Мейфарт вздохнул, понуро уронив руки, и посмотрел ему в лицо пристально, внимательно.

– Скажите, – спросил он, наконец, тихо, – майстер Гессе, это – ваше первое дело, не так ли?

– Неужели так заметно? – кисло улыбнулся Курт. – Да, капитан, к сожалению, ваша безопасность в руках неопытного новичка. Понимаю, что это веселых мыслей не вызывает, но лучше меня у вас пока нет ничего.

– Не обижайтесь, – поспешно сказал Мейфарт, идя к воротам рядом с ним; он только отмахнулся. – И я беспокоюсь не о своей безопасности, вы же понимаете.

– Я постараюсь вернуться так быстро, как только смогу, – повторил он, садясь в седло.

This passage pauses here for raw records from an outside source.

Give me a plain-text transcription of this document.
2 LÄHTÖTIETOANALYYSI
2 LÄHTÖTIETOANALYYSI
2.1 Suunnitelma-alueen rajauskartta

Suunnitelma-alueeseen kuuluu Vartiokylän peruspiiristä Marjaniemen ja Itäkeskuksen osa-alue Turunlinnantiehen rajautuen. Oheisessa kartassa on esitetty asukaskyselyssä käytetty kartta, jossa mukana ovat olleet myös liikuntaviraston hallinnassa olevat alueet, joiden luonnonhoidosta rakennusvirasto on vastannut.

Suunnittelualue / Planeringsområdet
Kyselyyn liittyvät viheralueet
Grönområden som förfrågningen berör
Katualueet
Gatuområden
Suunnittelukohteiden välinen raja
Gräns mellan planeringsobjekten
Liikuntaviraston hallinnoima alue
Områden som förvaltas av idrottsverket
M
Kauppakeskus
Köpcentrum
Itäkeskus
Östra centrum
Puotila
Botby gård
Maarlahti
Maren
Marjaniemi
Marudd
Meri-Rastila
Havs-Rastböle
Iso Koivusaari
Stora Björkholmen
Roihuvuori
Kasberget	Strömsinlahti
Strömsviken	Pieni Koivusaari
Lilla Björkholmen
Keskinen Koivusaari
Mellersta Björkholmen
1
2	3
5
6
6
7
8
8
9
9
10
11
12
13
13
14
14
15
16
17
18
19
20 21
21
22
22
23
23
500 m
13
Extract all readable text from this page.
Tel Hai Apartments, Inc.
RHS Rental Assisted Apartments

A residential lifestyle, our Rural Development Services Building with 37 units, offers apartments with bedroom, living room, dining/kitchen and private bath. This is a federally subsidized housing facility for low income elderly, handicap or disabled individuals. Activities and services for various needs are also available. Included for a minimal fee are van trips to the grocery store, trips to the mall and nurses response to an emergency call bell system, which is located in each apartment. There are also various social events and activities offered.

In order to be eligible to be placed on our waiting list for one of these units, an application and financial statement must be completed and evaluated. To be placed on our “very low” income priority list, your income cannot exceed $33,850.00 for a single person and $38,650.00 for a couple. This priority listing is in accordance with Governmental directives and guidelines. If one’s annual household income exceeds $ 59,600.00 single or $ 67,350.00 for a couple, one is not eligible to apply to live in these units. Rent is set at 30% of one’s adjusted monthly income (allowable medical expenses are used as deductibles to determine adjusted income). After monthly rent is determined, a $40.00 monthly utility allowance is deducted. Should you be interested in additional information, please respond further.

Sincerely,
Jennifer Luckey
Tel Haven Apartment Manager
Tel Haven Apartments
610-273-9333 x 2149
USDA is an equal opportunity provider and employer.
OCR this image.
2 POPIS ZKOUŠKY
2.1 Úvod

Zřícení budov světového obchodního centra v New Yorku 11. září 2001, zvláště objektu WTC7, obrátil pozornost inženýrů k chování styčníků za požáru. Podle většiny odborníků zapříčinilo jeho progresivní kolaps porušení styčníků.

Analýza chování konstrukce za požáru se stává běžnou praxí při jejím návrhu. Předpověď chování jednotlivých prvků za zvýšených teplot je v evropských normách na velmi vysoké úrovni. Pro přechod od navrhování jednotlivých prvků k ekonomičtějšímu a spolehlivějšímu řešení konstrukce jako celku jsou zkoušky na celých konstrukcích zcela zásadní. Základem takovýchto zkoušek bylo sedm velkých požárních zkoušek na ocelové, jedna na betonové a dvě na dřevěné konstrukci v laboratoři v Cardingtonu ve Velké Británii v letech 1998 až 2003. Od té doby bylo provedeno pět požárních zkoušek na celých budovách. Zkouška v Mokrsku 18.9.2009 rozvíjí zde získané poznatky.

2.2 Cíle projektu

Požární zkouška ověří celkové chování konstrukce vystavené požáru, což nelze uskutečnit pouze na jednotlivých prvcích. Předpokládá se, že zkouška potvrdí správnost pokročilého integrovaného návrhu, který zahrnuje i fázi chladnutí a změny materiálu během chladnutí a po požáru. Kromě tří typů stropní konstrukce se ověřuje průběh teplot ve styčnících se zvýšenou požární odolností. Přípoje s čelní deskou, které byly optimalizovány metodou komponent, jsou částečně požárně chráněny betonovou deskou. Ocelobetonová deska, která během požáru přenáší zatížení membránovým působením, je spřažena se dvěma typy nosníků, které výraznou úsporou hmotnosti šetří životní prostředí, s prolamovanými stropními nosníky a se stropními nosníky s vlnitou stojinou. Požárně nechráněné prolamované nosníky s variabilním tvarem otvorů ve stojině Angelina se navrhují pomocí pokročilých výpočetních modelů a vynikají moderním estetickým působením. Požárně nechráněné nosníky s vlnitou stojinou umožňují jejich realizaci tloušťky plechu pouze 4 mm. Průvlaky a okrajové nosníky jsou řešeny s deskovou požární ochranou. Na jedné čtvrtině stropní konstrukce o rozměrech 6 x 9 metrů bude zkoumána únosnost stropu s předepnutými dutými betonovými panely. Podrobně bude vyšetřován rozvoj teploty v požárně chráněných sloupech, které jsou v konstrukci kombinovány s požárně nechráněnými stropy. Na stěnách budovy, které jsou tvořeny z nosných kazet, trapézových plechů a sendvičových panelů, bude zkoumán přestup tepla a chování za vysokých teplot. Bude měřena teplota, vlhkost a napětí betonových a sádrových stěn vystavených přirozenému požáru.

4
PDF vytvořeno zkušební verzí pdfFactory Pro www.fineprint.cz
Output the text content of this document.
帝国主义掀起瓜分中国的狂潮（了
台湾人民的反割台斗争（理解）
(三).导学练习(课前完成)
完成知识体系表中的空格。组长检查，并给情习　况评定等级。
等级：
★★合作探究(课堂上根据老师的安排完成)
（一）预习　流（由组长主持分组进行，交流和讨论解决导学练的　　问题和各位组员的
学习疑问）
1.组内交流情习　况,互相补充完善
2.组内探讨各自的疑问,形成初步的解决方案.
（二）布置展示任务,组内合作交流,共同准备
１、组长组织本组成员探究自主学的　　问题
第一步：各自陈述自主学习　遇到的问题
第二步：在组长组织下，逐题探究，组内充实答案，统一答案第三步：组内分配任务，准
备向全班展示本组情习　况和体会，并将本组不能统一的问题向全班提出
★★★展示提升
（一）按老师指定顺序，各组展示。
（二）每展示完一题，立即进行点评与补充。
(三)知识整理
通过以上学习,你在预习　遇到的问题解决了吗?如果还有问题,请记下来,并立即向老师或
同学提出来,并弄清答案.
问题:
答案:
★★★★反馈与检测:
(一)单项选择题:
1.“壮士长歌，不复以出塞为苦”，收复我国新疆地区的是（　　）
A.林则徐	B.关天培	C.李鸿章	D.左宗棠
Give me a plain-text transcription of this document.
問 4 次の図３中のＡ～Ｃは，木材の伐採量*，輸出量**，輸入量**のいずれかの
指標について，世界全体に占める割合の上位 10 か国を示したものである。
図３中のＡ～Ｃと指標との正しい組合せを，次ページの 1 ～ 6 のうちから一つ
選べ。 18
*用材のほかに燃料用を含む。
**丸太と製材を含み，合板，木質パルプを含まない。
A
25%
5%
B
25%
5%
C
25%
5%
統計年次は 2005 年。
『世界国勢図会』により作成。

Тот лишь вздохнул ему вслед, и Курт, уже отъезжая, вдруг подумал, а не заподозрил ли его Мейфарт в примитивной попытке бежать отсюда? На месте капитана ему такое пришло бы в голову первым делом…

Странно, мысленно усмехнулся он, направляя жеребца к деревне, почему сам он не подумал об этом, хоть мимолетно, хотя бы споря с самим собой, увещевая самого себя, что обязан остаться? Конечно, когда‑то, очень давно, самому себе и Конгрегации при получении вожделенной Печати было дано слово исполнять службу честно и добросовестно; но одно дело – необходимость, а совсем иное – то, что в мыслях…

Так почему? Что удерживает его здесь – всей душой, а не лишь обязательствами? Вопреки страху, сказать по чести – немалому страху за собственную жизнь – что? Если заглянуть в себя поглубже и ответить правдиво… Азарт? Любопытство… Желание действия… И все?..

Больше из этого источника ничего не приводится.